Brugge, Avrupa’nın küçük, sevimli, ortaçağdan kalma kentlerinden biri. Brüksel’den daha sempatik olduğunu söyleyenler haklılar. Küçük ölçekli kentlerin kendine özgü tadını ve rahatlığını taşıyor, sunduklarıyla kendini hemen sevdiriyor.
Brugge 2002 yılı için Avrupa’nın kültür merkezi olarak seçilince kentin ileri gelenleri, organizasyon sorumluları ve sanatçılar, kolları sıvayıp değişik bir program tasarlamışlar, yıl boyuna yayılan faaliyetler hazırlamışlar. Yıllık kültür programı 20 Şubat 2002 gecesi saat 20:02’de 2002 rakamını vurgulayarak, yeni yapılan konser salonunun açılış konseri ile başlamış.
Kentin şık ve küçük Burg meydanı ile parkın buluştuğu yerde yapılan bir havuz ve pavyon da aynı gün açılmış ki görmeğe değer. Kaldığımız odanın penceresinden görebiliyorum. Havuzun zemini yol seviyesinden başlıyor, meydanın küçük sarı-kızıl taşları yavaşça derinleşerek havuzu oluşturuyor. Tam ortasında cam bir köprü var, geçerken su üzerinde yürüyormuş gibi hissediyorsun. Köprü kenarlarını ve üzerini yuvarlak delikli modern, metal bir örtü çevreliyor. Hem estetik hem işlevsel bir örtü; güneş ışığını sızdırıyor, dökülen yaprakları tutuyor, çocuklar orasına burasına tırmanıyor. Çağdaş Japon mimar Toyo İto tasarlamış. Ortaçağ binaları arasına güncel mimari özellikleri taşıyan bir eser yaptırarak Flamanların geçmişe dönük yaşantı sembolü haline gelmiş bu kentini daha güncel ve uluslararası bir platforma taşımayı hedeflemişler. Eski ve yeninin uyumlu/estetik bu birlikteliği çok da başarılı olmuş.
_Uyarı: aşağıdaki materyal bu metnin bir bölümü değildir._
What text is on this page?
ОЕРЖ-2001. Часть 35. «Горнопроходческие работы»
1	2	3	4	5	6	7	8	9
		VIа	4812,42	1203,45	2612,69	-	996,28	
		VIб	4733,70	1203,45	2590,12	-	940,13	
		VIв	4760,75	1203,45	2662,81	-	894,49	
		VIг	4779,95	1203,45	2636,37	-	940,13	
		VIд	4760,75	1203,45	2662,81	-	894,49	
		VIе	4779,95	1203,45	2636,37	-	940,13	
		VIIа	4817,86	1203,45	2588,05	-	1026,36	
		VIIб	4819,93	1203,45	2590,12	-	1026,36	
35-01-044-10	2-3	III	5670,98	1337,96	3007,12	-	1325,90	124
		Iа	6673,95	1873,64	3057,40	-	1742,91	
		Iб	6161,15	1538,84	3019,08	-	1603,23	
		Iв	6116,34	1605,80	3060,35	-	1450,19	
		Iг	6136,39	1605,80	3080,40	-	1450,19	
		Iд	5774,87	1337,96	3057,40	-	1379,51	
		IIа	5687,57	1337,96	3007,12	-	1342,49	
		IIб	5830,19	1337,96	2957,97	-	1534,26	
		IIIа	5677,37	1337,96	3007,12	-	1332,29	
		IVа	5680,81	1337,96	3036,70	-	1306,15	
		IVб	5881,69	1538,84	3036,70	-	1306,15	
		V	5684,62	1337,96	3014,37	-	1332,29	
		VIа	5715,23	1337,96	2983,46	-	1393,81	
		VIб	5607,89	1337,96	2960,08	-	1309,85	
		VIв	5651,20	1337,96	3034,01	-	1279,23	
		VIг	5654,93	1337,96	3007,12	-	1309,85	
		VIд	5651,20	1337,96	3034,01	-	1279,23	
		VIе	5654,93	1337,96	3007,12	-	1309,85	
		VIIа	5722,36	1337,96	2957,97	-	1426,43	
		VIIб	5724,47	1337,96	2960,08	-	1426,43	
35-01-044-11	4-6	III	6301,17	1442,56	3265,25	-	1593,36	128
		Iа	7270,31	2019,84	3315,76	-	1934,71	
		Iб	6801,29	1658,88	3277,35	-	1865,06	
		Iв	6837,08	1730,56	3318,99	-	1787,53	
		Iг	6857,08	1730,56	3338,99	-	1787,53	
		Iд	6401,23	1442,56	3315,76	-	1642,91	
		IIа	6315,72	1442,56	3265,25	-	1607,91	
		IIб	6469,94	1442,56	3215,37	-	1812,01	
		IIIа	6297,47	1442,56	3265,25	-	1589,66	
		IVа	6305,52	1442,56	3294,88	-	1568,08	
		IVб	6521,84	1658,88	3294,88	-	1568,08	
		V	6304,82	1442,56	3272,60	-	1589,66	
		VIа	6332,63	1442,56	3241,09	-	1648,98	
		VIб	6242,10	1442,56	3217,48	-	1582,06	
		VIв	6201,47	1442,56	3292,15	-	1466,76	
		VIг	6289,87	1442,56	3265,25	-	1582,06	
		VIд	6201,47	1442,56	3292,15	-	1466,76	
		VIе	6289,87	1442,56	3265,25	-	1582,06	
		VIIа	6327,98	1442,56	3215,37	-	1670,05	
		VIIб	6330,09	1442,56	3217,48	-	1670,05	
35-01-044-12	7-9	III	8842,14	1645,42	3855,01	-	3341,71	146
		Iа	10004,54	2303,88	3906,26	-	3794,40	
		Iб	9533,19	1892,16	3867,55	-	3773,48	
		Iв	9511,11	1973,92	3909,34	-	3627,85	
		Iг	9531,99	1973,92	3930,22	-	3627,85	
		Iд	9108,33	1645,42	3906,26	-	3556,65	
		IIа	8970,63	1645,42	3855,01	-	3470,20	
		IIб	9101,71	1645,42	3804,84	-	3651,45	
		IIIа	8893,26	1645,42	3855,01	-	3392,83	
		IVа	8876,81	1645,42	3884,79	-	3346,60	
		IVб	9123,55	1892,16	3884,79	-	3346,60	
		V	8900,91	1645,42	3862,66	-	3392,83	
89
Avrupa’nın çeşitli yerlerinden genç sanatçıları davet etmişler, sergi, konser, gösterilerle dolu bir program hazırlamışlar, şehrin her yerinde, otellerde, turizm bürolarında tanıtım kitapçıkları ve ilanlarla gelenlere ulaşılıyor. Brugge’un geçmişini ve bugününü anlatan her tür sanatsal faaliyeti kentin dört bir tarafına yaymışlar. Kültür zenginliğini yansıtan tarihi eski eserlerin sunumu yanında, bugünün eserleri de aynı ağırlıkta yer almış. Öncü Flaman ressamlar sergisi, eski Brugge fotoğrafları sergisi, eski el yazmaları, yeni video işleri, Bruggeli sanatçılar, çocuk sanatçılar, filmler, müzik festivalleri, çağdaş sanatçıların işleri ile dopdolu, bir yıllık zengin bir program olmuş. Bizim bulunduğumuz günlere denk gelenler arasında “What? – Ne?” temalı serbest görüntü sergisi vardı; on iki ülke sanatçısı işleri arasında Esra Ersen isimli bir Türk sanatçının videosuna rastladım.